La dernière réflexion de Coronil ramène à une autre réalité dans le pays ; les casses de véhicules sont souvent déplorées. Julio Cesar Perez est le gérant de la société Blindacars Express, spécialisée (comme son nom pourrait l’indiquer) dans le blindage de véhicules. Il livre à un de ses clients une camionnette au revêtement ‘‘anticasse’‘, installé sur les vitres.
Se déplacer en véhicule blindé, des noctambules de plus en plus rares
“De plus en plus de gens ont recours à ce service. Les délinquants ne font pas de différence entre les classes sociales. On a ici des véhicules de toutes les gammes”, explique le gérant.
Les voleurs ne manquent pas d’imagination au Venezuela. Ils caillassent les véhiculent qui ont le malheur de se retrouver sur leur chemin, ce qui force les occupants (de ces véhicules) à en sortir. Une fois que cela est fait, ils se font dépouiller de leurs biens, voire, kidnapper.
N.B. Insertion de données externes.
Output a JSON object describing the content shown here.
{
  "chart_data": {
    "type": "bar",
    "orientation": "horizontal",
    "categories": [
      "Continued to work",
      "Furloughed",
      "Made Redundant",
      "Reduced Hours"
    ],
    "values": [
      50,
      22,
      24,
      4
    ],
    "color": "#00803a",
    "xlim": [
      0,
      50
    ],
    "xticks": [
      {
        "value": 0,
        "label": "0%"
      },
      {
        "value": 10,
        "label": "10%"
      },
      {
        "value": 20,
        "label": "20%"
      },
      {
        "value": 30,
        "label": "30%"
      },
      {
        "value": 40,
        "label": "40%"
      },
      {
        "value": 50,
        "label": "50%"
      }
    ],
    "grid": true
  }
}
C’est pour cette raison que le propriétaire des deux camionnettes (qui veut rester anonyme) a fait appel à Blindacars Express. L’une des camionnettes étant pour son usage personnel et l’autre, pour son épouse et son fils. Quittant souvent la capitale dans le cadre de ses voyages, le propriétaire des deux véhicules compte ainsi parer à l’assaut des voyous, qui ne manquent pas sur les routes à la sortie de Caracas.
“Il se passe des choses horribles. L’insécurité a considérablement empiré. Avant, seuls les personnels diplomatiques avaient des voitures blindées. Mais au Venezuela, nous les citoyens lambdas, nous affrontons le même problème”, explique le propriétaire des camionnettes, commerçant de son Etat.
A la tombée de la nuit, les rues de Caracas et des autres villes vénézuéliennes se vident de leurs occupants, personne ne voulant faire les frais de la furia des gangs. Et pourtant, les nuits du pays étaient bien vivantes avant.
Adrialis Barrios, 23 ans, employée dans la communication : “ma vie nocturne s’est totalement arrêtée. Avant, je sortais tous les week-ends, mais maintenant quasiment plus. Dès que je sors de chez moi, je me sens en danger. Si je vais en discothèque, je paye un ami pour qu’il m’amène, je ne fais pas confiance aux taxis.”
Pour faire la fête, les Vénézuéliens se retrouvent entre eux, chez des amis. Cela revient non seulement moins cher, mais en plus, c’est plus sécurisant. Pour les téméraires qui sortent faire la fête la nuit, ils sont obligés d’attendre que le jour se lève avant de pouvoir rentrer chez eux.
Même les aéroports sont des lieux à risque dans le pays. Vols et assassinats y sont souvent perpétrés. La plupart des compagnies aériennes étrangères ont même formellement interdit à leurs personnels d’y passer la nuit.